Une alliance financière et stratégiques avec Charles Quint - La Strada Nuova, illustration de l'urbanisme de la Renaissance

 

Gênes stradanuova

« Personne ne sait mieux que toi, sage Kublai, qu’il ne faut jamais confondre la ville avec le discours qui la décrit. Et pourtant entre la ville et le discours, il y a un rapport »[1].

A la Renaissance, l’institution médiévale du Dogat fait place à une république oligarchique composée des plus grandes familles de la noblesse de la cité ligure. Aux XVIe et XVIIe siècles, la république aristocratique de Gênes, « la Superbe », s’enrichie effrontément grâce à ses activités commerciales et bancaires au service de l’Espagne ; cette période est d’ailleurs connue en Espagne sous le terme « siglo de los Genoveses »[2] !

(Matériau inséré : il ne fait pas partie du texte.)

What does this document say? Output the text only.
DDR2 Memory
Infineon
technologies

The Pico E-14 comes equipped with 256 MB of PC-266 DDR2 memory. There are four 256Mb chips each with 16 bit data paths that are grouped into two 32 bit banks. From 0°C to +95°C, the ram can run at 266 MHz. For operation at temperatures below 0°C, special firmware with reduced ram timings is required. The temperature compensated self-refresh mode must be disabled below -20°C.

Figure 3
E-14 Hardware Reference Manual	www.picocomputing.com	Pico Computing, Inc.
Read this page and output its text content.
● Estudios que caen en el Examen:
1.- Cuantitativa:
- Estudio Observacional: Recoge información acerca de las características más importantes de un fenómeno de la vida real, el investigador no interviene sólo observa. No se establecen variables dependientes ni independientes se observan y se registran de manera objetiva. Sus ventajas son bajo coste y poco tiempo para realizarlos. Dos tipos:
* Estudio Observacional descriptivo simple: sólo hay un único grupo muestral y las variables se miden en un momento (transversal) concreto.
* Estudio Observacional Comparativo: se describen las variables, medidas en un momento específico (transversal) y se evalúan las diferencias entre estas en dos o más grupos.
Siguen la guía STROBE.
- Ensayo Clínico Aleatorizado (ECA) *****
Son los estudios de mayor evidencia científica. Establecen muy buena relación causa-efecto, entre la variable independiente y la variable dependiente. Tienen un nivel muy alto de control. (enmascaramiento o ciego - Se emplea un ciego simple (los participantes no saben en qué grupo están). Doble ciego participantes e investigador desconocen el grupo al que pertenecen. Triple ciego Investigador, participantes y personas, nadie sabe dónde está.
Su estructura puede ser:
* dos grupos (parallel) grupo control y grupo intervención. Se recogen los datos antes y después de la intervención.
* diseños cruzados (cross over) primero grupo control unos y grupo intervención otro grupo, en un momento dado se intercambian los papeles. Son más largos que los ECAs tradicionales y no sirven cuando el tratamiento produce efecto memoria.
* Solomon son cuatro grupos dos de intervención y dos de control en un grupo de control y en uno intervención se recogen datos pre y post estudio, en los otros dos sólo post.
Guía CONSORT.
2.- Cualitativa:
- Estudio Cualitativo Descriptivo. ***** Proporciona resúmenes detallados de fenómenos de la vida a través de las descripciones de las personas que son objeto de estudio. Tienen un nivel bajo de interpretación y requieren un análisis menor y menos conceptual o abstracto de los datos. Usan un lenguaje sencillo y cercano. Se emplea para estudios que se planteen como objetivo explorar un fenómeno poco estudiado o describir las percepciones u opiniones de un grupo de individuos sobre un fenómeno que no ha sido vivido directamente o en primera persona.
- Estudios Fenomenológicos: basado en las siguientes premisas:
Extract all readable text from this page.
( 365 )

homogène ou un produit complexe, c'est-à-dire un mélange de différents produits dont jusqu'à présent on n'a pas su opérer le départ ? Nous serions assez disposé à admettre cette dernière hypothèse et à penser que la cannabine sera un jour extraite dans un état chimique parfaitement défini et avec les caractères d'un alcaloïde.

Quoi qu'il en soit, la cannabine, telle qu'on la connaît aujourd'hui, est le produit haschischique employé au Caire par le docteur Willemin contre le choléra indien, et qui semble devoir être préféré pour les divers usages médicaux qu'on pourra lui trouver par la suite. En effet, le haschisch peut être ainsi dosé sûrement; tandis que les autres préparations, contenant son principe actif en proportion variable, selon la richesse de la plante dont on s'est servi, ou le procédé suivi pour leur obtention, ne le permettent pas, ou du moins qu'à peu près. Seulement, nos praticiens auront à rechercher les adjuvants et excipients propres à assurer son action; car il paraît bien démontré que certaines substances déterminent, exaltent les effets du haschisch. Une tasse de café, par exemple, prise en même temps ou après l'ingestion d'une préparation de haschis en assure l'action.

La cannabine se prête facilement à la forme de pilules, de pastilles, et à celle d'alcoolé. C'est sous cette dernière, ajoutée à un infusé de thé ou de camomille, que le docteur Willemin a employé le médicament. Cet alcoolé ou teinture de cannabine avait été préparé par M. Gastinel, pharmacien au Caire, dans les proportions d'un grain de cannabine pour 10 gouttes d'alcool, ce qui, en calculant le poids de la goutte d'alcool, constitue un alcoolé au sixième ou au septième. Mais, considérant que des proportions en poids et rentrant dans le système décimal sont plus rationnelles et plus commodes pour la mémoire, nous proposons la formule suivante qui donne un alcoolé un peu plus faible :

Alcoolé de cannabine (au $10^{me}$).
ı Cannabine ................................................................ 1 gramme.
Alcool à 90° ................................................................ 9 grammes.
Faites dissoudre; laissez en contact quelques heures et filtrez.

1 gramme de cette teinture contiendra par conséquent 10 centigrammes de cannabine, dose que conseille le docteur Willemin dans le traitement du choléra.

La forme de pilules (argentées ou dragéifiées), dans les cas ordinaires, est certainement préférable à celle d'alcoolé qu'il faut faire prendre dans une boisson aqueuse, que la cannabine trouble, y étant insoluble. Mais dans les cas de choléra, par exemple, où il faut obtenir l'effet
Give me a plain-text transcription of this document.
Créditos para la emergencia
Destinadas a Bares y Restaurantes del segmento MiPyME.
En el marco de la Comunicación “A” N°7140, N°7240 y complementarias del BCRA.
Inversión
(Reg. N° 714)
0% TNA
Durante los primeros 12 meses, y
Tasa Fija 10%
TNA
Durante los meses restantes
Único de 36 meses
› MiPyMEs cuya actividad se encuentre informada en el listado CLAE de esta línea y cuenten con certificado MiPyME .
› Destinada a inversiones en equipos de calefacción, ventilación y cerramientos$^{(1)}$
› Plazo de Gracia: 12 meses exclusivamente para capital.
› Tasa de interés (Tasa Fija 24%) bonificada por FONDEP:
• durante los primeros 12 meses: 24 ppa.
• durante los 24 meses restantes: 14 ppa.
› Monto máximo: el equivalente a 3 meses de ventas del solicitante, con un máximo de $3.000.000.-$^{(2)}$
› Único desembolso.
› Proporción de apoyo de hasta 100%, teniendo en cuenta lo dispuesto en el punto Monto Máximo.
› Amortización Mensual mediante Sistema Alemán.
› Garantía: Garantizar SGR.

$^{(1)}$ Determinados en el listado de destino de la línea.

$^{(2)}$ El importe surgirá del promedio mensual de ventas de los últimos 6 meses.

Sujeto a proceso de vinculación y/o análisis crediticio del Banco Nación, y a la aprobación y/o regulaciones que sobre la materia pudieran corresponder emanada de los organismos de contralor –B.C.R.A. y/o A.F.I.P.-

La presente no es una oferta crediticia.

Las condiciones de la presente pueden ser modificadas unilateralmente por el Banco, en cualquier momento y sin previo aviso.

Bien implantés dès le XIVe siècle à Cadix et Séville, les Génois choisiront l’alliance avec Charles Quint, contre les Français, en échange de la reconnaissance de leur autonomie par l’Empereur. Ils deviendront les banquiers de l’Empire en consentant des avances à la monarchie espagnole, avances gagées sur les marchandises ramenées dans les galions de retour des Amériques. Plus que simples banquiers, ils approvisionneront également l’Espagne en produits européens et participeront au riche commerce avec les Indes.

De fait, l’or ramené des Amériques aboutira in fine dans les coffres des banquiers et commerçants génois.

« L’or naît aux Indes, meurt en Espagne, est enseveli à Gênes »[3].

La « Strada Nuova » (via Garibaldi), la rue neuve, a été réalisée entre 1550 et 1570 sous la supervision de Galeazzo Alessi (1512 / 1572). Elle est également connue sous le nom de « Rue des Rois », titre qui lui aurait été donné par Mme de Staël. Alessi, établit à Gênes depuis 1548 à l’invitation de la République pour y réaliser les fortifications du port, réalise plusieurs édifices le long de la Strada Nuova, le palais Cambiaso (1565), le palais Lercari-Parodi (1567), mais la plupart des palais de la rue sont signés de ses élèves et assistants, palais Correga Cataldi, palais Lomellini, Palazzo Bianco…

La Strada Nuova constitue une remarquable illustration des idées de la Renaissance appliquées à l’urbanisme. En effet, jusqu’alors, les palais de la noblesse de Gênes, comme ceux des autres cités italiennes, étaient érigés au sein de la ville médiévale, au long des ruelles tortueuses, étroites, descendant vers la mer. Construite hors les murs, la Strada Nuova présente une conception urbanistique nouvelle et révolutionnaire, fondée sur la réalisation de rues droites dont la largeur est en harmonie avec la hauteur des édifices, avec des façades strictement alignées, chacun ne présentant à la rue qu’une façade isolée.

L’organisation de la Cité, selon Alberti (1404 / 1472), doit être régie par les principes de la nécessité, de la commodité et de la beauté.

« La rue, que l’on appelle ici Strada Nova, est sans doute le plus sublime alignement de bâtiments du monde »[4].


[1] Italo Calvino. « Les villes invisibles ». 1972.

[2] Siècle des Génois.

[3] F. De Quevedo. Cité par l’Encyclopédie Universalis.